Are Humans Naturally Peaceful or Violent?

A different question allows us to cultivate the best qualities of human beings.

Posted Oct 11, 2019

 John Hain/Pixabay
Source: John Hain/Pixabay

We humans have a penchant for either/or choices. Whether in politics (red vs. blue, capitalist vs. socialist), religion (heaven vs. hell, Christianity vs. Islam, etc.), or framed in the media (jobs vs. the environment, Left vs. Right), we often choose our camp and take a side. 

But either/or thinking isn’t usually helpful if our goal is to increase our knowledge, build understanding, collaborate with others, solve problems, and create a more peaceful world. Dichotomous thinking tends to hinder conversation and the exploration of creative possibilities. Side-taking often constrains the search for what is actually true and leads us to dig in our heels and shore up evidence for our side, rather than remain open to a variety of perspectives and find deeper and more nuanced perspectives.

So why did I title this post as an either/or? Because knowing our penchant for side-taking, I thought it would be more likely to generate readers. Yes, my title is clickbait; I actually think the question is silly.

And yet, the reason the title may attract readers is because so many people have a strong opinion on this question. Some argue that humans are inherently aggressive, violent, and competitive, cooperating only for personal gain, while others believe that humans are inherently compassionate, peaceful, and loving, acting aggressively and violently only in unnatural circumstances or when they are afraid.

Isn’t it more reasonable to perceive humans as capable of horrific cruelty and violence as well as astonishing altruism and peaceful collaboration (and everything in between), and to notice that the great majority of the time we get along pretty well, while remaining imperfectly kind, unintentionally inconsiderate, self-serving and helpful in near-equal measure? Humans can even be cooperative and competitive simultaneously. Think of team sports, in which we collaborate peacefully with our teammates to compete (sometimes violently) with another team.

But what remains true, no matter where one falls on the “What is humanity’s essential nature?” spectrum, is that we are capable of nurturing, reinforcing, and cultivating our more peaceful natures (which is what humane education seeks to do), and that we can also become violent based on the situations and systems in which we find ourselves, as demonstrated by the Stanford Prison Experiment and the Milgram Experiment.

The important question isn’t “What is our inherent nature?” but rather, “How can we cultivate the best qualities of human beings in ourselves and others?”

Here are some answers to that question:

  • Practice mindfulness, Naikan, or some other reflective practice that reinforces awareness of our impacts on others.
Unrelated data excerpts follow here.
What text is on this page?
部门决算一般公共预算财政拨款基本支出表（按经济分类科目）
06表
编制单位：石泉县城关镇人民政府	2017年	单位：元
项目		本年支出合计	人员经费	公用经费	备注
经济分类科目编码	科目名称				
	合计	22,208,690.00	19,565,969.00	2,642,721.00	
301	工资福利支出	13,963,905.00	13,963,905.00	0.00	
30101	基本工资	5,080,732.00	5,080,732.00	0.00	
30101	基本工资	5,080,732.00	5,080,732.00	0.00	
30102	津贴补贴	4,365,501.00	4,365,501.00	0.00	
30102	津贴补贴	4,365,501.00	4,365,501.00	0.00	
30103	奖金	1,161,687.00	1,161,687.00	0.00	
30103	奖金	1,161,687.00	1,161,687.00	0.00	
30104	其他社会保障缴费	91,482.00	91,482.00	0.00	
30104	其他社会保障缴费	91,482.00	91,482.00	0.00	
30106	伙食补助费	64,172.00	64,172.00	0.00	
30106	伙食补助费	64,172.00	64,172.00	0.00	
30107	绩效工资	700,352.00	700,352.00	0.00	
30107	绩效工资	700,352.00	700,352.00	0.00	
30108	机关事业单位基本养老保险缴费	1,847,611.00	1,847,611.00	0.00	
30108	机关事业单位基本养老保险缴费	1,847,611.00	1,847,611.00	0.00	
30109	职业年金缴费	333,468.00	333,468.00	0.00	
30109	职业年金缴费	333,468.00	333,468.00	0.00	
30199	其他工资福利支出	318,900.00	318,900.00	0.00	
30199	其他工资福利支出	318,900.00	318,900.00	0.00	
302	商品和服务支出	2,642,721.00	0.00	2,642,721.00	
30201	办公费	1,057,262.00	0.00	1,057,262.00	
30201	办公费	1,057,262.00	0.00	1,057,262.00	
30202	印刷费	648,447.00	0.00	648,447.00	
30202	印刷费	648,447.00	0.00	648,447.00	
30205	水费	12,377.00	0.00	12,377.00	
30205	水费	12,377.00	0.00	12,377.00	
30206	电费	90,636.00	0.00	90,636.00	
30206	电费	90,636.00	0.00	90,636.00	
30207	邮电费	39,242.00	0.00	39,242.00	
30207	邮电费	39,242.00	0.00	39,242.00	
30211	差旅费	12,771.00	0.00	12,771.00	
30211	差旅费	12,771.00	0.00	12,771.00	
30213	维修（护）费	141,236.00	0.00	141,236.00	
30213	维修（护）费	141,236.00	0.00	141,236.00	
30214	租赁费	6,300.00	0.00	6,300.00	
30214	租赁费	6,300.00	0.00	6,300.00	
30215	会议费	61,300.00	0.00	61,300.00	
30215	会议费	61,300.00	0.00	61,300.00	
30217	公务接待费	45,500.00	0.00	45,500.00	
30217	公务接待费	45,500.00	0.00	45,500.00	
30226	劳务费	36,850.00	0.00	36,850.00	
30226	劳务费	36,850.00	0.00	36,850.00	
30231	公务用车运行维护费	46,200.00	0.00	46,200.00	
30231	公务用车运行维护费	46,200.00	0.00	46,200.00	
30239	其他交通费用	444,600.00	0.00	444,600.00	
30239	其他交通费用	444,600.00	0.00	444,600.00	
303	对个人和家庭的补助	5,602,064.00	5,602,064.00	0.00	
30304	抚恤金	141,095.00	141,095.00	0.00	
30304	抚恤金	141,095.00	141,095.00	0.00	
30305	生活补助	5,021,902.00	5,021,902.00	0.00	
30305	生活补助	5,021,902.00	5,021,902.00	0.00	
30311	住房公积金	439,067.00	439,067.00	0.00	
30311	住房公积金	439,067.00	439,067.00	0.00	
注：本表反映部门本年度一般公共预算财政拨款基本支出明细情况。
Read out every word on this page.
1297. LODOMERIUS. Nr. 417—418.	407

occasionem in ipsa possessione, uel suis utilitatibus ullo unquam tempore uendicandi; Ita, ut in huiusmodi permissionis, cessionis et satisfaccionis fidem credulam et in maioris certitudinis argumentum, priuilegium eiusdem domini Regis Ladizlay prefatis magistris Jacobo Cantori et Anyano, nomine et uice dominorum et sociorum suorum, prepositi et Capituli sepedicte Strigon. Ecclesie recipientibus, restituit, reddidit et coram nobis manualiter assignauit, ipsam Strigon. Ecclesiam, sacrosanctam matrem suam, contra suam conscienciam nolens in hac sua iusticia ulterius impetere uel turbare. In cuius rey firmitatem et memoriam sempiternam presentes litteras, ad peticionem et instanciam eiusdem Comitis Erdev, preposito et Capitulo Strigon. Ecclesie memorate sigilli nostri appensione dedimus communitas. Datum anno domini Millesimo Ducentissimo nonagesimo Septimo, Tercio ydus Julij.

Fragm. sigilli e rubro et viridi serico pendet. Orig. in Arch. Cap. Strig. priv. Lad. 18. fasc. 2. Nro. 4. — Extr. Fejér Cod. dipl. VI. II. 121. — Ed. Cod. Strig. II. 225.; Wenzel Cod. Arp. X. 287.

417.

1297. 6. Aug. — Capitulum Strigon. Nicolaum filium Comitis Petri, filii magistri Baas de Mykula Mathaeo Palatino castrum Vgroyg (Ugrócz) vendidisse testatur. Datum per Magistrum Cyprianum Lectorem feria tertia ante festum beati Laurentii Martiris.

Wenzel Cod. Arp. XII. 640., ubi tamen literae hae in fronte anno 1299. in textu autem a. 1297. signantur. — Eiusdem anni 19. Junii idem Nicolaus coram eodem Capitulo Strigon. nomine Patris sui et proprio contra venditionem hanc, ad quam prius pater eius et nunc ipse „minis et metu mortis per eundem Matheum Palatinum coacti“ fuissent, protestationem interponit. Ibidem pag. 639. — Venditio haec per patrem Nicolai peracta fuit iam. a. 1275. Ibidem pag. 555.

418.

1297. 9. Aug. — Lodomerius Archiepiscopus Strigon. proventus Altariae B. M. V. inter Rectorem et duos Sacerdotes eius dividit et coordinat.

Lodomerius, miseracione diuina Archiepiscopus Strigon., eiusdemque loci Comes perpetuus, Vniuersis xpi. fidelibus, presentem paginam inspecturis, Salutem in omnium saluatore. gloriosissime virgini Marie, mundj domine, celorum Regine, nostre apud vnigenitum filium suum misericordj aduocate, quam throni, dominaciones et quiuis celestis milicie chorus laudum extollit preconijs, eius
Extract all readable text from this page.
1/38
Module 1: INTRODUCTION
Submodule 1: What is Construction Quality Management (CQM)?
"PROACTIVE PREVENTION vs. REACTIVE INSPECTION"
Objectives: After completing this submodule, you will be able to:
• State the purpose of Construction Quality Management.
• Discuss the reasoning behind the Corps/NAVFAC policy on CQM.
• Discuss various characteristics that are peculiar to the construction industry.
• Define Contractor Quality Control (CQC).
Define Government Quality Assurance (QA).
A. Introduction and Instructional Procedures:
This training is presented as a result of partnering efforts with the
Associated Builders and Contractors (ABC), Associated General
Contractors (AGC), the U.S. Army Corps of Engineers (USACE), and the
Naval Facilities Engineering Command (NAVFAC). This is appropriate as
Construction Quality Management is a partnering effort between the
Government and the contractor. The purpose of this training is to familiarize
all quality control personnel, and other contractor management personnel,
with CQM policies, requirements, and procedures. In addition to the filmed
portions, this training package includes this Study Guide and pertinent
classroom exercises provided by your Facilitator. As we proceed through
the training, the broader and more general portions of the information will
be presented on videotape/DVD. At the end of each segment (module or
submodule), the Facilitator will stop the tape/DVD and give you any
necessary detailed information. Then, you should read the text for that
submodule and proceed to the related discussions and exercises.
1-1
This might include passage meditation, during which we might recite passages, poems, or scriptures that call upon us to be more peaceful, kind, and generous.
  • Identify the qualities that you consider to be among humanity’s best. Write them down. Choose one each week to embody to your fullest extent. Keep a journal of the effects on yourself and others. Reflect at the end of the week about the impacts of this practice.
  • Complete this self-reflective questionnaire and allow it to help you put your values into practice in more far-reaching ways over time.
  • Assess the true price of your everyday choices, from what you eat, wear, and buy, to the energy you consume. To do this, choose an item/food that you regularly use or consume and ask and research the answers to these two questions: 

1. What are the effects of this item (positive and negative) on people, nonhuman animals, and the environment?

2. What alternative(s) might do more good and less harm?

With your new knowledge, you will be able to make more informed, compassionate, and peaceful choices.

  • Commit to never sharing or posting hateful, violent, hurtful, or even snarky comments and memes on the Internet. This is much harder than it seems because we are more inclined to express ourselves less kindly and politely in writing than in person. After making this commitment, take the next step and practice posting truly respectful responses whenever you disagree and feel reactive online.
  • Have conversations with people who hold views that conflict with your own, with the agreed-upon intention to communicate respectfully, build understanding, and find common ground.

The more we practice anything, the better we get at it. So why not practice peacefulness and kindness as often as possible?